The Daily Dish

January 27th Edition

Yesterday, Health and Human Services announced major changes to the Medicare payment system. The step will move towards a model based on “value” and not service. The proposal includes 30 percent of traditional fee-for-service payments tied to value or quality by the end of 2016, and 50 percent by the end of 2018. AAF has a full breakdown and found that HHS may have taken “wrong steps in the right direction.”

Chairmen of the House and Senate commerce committees are asking the Federal Communications Commission to provide details of their net neutrality plan prior to commission’s February 26th meeting. The letter emphasized the public debate needed on the topic, “Limited access to information is beneficial to no one.” AAF’s research found that regulating the internet under Title II is a job killer. 

Eakinomics: Back-to-the-Bubble Housing Policy

When the U.S. housing bubble burst the aftershocks were at the heart of the financial crisis and Great Recession, so you might think that policymakers would avoid at all costs the kinds of policies that fed the housing bubble. Enter the Federal Housing Administration (FHA), which yesterday put into effect a 0.50 percent (50 basis points) reduction in the premiums borrowers must pay for taxpayer-backed FHA mortgage insurance. The move — which was foreshadowed during President Obama’s giveaway tour and State of the Union address — is advertised by FHA as “projected to save more than two million FHA homeowners an average of $900 annually and spur 250,000 new homebuyers to purchase their first home over the next three years.” Sound familiar? Then-Secretary Andrew Cuomo promised exactly the same alchemy when lowering premiums in 2000.

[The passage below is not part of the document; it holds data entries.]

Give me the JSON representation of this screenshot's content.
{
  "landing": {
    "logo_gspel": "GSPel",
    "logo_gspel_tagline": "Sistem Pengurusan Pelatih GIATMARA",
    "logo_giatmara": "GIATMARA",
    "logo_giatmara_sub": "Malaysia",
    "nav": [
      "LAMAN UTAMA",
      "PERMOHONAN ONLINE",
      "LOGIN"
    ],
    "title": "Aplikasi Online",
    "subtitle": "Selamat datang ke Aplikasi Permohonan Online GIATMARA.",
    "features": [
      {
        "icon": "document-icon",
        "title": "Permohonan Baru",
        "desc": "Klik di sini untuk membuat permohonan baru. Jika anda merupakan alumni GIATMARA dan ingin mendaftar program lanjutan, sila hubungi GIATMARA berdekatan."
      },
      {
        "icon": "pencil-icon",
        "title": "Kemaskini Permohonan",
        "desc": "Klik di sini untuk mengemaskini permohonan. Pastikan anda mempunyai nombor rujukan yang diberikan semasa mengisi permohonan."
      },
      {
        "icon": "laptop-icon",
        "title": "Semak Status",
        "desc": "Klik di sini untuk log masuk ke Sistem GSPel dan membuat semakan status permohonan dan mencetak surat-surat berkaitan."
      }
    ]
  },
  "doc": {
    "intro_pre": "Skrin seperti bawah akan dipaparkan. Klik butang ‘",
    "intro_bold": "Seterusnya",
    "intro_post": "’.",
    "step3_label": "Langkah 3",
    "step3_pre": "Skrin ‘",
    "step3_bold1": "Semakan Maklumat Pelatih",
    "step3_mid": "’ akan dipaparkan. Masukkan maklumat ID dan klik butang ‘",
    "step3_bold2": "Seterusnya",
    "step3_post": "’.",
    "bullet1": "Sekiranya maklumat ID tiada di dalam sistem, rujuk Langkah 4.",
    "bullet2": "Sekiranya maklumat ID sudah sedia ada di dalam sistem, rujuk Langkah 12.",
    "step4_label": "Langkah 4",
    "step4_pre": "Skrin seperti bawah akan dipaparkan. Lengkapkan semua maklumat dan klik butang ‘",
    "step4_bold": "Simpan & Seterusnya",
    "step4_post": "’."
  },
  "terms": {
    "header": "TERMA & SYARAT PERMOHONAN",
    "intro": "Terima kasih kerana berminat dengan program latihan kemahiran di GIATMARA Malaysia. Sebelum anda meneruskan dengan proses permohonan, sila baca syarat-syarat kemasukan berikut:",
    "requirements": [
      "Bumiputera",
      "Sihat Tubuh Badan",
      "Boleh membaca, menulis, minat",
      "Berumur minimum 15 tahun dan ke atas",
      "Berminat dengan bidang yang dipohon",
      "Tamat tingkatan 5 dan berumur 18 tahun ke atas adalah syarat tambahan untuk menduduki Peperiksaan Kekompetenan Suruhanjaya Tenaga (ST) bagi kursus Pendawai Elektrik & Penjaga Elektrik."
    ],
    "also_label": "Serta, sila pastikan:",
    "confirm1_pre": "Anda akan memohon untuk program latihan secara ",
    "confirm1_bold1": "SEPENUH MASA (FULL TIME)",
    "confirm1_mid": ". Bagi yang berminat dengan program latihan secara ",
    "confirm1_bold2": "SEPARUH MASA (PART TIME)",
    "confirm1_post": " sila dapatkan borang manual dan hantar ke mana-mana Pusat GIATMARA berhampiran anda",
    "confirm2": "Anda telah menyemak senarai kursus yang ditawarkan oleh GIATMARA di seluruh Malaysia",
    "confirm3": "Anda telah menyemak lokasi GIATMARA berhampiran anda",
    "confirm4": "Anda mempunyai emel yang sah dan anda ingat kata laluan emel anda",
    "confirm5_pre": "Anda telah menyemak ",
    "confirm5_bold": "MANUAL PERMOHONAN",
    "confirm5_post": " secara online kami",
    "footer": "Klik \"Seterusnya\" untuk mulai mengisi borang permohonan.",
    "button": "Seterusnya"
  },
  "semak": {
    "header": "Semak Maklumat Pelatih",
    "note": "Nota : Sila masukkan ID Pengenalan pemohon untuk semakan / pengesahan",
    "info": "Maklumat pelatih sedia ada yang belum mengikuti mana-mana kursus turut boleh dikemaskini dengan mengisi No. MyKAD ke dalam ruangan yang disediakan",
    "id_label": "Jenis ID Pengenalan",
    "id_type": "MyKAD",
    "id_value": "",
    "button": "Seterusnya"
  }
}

As nicely documented by AAF’s Andrew Winkler, the new FHA policy has all the elements of bubble housing policy. First, the FHA pricing will undercut the pricing of private mortgage insurers, shifting insurance from the private sector to the taxpayer. Strike one. 

Worse, not all private mortgage buyers are created equal. The private sector charges more, for obvious reasons, for those with poor credit histories or very high leverage (loan-to-value ratios). Accordingly, FHA will undercut private mortgage insurance the most for those buyers. Put differently, the worst risks will be transferred to taxpayer backing most easily and quickly. Strike two.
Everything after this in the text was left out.